Everyone has a level of punishment they deem acceptable and worthy of their time and money as a fan. Some simply view it as a sport and aren't personally offended by a fighter quitting or anyone involved forcing him to quit. Others don't view boxing the same way they assess other sports. They can understand why a baseball team down 10 runs will yank their starter, put in a mop up reliever and some bench players and wait for another day, but can't fathom that a fight would reach a point of being unwinnable like any other contest.
Decisions like the one Hunter made have to be made by trainers more often, because nearly everyone in boxing is discouraged from getting in the way of serious injury.
Fighters who take a knee are “quitters.” Referees who stop fights “ripped people off.” Jurisdictions that don't license fighters are “taking food off their tables.”
In stepping up and saving his fighter, Hunter was accused online of being everything from an overrated trainer to a variety of improprieties as absurd as wanting to beat the Montreal traffic.
What Hunter is, is a man who saw Fonfara, who statistically gets hit with more power punches than any other high level fighter in the sport, getting drubbed by Stevenson, statistically the most accurate power puncher in the sport. Combined with the erosion Fonfara had experienced in wars over the year, most notably a savage battle with Nathan Cleverly, and no amount of defensive training over an eight week training camp was realistically going to yield an outcome other than him getting knocked out.
It's precisely the insistence that anything short of that is an insufficient effort that leads to tragic situations like the one another former Stevenson opponent, David Whittom, is in right now.
Whittom is currently in a medically induced coma following a May 27 bout against Gary Kopas in Fredericton, New Brunswick. The footage of the bout is grotesque, with a clearly incapacitated Whittom being stood up and allowed to take two extra haymakers following a knockdown before the fight was stopped.
Coming into the fight, Whittom had lost 18 of 20 fights, and had engaged in at least 10 unsanctioned bare knuckle bouts as well. He had been beaten up by everyone from Stevenson to Eleider Alvarez to Hughie Fury. Commissions kept sanctioning him, trainers kept working with him, promoters kept booking him, and considering he was only stopped in the first round three times, referees almost always gave him the benefit of the doubt.
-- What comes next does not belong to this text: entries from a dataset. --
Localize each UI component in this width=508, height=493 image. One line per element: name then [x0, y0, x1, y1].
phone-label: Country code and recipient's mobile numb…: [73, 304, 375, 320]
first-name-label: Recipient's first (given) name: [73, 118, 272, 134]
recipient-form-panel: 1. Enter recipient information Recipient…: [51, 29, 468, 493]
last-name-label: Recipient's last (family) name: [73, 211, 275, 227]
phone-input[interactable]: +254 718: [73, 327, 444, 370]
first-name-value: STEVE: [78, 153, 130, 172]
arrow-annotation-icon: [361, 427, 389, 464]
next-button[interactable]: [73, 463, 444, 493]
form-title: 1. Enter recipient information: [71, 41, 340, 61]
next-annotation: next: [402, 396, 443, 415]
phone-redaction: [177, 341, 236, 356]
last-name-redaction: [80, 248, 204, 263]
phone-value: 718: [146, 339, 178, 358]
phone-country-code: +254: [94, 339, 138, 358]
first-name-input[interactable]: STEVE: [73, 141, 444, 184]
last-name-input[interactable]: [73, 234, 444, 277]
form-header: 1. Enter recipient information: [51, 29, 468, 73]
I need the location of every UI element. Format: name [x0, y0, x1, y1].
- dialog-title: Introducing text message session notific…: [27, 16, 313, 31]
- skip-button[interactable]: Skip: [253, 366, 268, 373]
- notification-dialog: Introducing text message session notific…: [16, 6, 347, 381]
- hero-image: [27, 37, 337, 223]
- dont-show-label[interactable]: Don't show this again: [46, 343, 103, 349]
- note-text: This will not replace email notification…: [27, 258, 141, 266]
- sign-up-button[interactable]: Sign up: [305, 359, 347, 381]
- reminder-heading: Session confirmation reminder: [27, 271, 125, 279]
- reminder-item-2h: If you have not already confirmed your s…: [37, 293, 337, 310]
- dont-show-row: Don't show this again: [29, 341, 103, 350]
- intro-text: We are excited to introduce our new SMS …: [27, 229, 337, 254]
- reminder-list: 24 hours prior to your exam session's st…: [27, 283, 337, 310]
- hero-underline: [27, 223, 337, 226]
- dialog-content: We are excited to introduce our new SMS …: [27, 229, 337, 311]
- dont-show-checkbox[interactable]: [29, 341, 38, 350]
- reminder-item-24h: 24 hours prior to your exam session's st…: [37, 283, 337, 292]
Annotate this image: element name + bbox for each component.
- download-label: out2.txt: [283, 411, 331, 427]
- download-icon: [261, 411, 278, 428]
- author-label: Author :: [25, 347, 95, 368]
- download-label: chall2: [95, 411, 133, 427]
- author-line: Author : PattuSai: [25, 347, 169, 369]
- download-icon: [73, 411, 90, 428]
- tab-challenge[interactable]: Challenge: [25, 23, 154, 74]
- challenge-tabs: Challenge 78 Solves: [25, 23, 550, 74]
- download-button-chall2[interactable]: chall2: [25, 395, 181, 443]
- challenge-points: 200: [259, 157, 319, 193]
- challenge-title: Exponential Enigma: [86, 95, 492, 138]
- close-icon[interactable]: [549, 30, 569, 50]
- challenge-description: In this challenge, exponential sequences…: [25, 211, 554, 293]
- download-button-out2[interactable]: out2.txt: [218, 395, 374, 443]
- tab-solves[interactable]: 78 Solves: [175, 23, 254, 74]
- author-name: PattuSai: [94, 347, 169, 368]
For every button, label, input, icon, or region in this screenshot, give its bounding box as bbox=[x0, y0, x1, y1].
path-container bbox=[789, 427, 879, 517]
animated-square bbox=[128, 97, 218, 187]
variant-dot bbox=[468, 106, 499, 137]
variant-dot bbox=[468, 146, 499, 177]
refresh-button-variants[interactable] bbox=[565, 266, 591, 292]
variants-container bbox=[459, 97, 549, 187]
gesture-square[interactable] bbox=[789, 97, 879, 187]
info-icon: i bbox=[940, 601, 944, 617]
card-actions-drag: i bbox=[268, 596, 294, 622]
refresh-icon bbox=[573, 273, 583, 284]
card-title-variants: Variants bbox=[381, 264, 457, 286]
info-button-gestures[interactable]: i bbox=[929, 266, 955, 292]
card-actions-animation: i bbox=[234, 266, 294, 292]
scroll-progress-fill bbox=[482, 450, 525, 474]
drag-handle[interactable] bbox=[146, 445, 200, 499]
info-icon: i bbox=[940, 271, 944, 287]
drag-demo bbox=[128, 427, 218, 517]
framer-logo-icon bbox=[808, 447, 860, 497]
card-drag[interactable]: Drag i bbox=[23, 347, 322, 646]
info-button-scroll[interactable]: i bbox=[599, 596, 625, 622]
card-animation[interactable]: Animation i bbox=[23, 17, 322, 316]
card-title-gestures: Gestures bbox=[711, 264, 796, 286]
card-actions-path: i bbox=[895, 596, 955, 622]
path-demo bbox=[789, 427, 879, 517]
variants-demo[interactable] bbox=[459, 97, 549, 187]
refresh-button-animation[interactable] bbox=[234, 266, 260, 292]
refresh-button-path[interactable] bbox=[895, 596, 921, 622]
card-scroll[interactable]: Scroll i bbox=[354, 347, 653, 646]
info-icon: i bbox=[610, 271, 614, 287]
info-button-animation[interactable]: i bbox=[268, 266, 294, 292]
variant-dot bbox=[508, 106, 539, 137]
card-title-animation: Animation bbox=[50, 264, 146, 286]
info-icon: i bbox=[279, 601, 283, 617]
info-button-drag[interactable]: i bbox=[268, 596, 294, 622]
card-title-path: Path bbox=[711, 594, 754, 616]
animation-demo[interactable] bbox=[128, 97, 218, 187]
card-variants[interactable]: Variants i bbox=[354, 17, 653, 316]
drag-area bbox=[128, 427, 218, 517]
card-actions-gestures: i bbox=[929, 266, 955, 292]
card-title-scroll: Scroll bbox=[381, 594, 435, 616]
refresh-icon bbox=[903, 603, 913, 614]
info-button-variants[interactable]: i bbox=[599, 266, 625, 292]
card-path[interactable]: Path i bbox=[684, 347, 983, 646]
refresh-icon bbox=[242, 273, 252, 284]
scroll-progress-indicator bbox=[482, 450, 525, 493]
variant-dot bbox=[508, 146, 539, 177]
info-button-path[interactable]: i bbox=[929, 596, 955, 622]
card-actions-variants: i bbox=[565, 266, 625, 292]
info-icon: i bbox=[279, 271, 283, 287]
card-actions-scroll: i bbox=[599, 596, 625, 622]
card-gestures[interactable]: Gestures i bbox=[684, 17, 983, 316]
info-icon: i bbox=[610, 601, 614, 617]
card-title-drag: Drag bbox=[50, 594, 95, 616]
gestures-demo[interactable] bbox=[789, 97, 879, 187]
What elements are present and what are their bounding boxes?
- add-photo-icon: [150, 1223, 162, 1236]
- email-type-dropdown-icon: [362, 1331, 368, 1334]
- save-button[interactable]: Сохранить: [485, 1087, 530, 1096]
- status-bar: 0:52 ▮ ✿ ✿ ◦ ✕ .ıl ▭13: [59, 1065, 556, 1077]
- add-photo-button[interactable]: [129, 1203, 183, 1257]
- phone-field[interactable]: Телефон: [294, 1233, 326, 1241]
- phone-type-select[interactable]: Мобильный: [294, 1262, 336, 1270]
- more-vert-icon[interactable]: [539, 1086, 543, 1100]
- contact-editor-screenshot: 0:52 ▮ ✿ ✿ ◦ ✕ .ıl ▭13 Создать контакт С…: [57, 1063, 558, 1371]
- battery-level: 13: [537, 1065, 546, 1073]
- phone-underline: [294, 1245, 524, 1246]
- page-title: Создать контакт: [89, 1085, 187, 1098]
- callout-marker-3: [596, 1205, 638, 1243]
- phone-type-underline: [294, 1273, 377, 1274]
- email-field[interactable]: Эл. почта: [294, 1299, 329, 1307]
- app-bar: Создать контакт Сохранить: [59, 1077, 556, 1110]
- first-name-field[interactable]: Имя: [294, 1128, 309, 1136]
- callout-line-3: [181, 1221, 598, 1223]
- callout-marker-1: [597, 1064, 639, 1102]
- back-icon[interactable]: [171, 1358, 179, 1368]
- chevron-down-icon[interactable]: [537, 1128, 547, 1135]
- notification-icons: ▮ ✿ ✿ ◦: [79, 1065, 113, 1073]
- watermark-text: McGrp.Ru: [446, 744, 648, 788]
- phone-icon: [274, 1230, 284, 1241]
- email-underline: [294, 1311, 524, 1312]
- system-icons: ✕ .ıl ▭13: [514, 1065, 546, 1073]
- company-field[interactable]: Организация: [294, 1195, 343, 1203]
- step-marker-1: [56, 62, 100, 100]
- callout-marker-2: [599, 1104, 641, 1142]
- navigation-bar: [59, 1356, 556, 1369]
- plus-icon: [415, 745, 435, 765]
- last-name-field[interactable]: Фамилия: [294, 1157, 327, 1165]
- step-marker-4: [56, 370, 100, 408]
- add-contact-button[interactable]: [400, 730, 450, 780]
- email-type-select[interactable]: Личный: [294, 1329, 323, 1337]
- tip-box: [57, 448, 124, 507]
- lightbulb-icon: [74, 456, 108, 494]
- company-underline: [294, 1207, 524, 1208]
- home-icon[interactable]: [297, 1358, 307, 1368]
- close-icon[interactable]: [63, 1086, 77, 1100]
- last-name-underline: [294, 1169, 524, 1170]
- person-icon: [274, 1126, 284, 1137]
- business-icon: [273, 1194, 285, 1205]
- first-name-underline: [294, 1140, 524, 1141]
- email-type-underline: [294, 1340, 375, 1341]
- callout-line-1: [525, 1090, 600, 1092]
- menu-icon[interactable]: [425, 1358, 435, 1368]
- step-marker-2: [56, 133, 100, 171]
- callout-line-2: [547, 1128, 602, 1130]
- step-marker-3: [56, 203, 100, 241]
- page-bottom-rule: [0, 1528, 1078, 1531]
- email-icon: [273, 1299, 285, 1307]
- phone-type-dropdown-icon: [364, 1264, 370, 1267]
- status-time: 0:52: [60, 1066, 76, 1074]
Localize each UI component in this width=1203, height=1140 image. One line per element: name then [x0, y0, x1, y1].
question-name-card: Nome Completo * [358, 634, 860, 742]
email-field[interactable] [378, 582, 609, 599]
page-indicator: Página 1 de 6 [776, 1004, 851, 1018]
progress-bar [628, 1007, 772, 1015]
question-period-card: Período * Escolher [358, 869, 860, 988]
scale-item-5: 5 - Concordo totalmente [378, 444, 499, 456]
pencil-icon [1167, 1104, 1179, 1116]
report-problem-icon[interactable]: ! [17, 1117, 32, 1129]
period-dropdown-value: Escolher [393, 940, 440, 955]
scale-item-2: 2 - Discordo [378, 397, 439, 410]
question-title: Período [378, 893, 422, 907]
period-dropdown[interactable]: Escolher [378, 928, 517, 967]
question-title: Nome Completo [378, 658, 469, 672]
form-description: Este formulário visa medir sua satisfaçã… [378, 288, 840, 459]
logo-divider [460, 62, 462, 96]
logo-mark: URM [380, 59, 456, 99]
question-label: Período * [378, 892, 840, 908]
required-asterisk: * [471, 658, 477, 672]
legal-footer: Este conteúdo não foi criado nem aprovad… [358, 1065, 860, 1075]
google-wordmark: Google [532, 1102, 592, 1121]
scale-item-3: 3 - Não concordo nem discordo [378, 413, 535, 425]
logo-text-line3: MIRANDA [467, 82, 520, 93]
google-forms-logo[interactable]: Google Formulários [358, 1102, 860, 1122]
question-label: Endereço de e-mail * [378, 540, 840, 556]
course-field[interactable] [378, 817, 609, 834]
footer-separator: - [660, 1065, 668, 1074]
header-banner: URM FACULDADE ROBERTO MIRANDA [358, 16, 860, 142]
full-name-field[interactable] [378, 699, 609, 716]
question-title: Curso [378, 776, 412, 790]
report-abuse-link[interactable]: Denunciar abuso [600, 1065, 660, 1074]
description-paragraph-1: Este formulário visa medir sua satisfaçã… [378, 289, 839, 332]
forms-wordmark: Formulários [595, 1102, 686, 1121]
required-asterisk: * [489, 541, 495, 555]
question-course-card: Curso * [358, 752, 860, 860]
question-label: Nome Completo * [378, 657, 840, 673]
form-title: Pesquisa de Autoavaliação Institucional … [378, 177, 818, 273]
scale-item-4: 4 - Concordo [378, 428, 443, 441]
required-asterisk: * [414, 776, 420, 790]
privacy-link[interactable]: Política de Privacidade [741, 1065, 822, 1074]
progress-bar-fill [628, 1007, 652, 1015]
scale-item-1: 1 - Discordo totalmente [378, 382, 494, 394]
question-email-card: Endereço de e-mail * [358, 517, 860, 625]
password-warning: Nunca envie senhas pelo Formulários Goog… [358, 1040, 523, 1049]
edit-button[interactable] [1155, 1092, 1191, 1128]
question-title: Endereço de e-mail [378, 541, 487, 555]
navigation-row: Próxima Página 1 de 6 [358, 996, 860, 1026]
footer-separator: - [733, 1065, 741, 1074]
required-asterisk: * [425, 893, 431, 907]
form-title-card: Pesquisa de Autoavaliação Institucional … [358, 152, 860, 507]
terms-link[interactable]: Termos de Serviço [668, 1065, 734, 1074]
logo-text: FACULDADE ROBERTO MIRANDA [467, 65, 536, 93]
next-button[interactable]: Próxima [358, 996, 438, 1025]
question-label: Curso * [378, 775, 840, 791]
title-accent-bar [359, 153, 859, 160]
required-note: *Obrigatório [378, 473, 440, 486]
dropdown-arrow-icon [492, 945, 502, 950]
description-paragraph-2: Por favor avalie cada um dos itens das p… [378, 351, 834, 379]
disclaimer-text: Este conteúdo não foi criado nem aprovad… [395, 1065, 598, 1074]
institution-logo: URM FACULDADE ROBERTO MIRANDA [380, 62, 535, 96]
He exhibited exactly the borderline maniacal bravery some demand in every fight...to what end? Whittom did go the distance with Stevenson, and in his last fight, he didn't go out on his back. Unfortunately, that may be the only position he'll ever be in again.
Prior to Fonfara's bout against Cleverly, he said in an interview that his goals in boxing were to make enough money to be secure, and one day train fighters in Chicago. Modest aspirations, ones that indicate that the fight game is a means to hopeful financial stability just like any other job.
Perhaps the most memorable corner stoppage in recent memory was Billy Briscoe's saving of Gabe Rosado against Gennady Golovkin. Prior to throwing in the towel, Briscoe could be heard yelling to Rosado's father, “I gotta stop it, your son's gonna die.”
On live television, Briscoe sharply vocalized the grave danger that exists in boxing, a fact willingly ignored all too often at every level in the sport.
Boxing is not a bloodsport. It is an athletic competition involving human beings. It is an unthinkably dangerous vocation that requires men and women to dedicate their whole lives. They spend years mastering an otherwise useless skill, and once they have, wager their own physical currency for the chance at making money. Every little decision made in boxing—particularly whether to continue fighting or not—should be done so with the consideration of health and future prosperity, not whether the ending of a bout is horrific enough for a perverse portion of the audience.
Hunter recognized that in Montreal. Fonfara and Hunter tried to win until they couldn't—even if it only took four minutes to figure out. And though Fonfara's goal of winning a world title will most likely never happen, he will now at least have an opportunity to be healthy enough to achieve his larger life goals.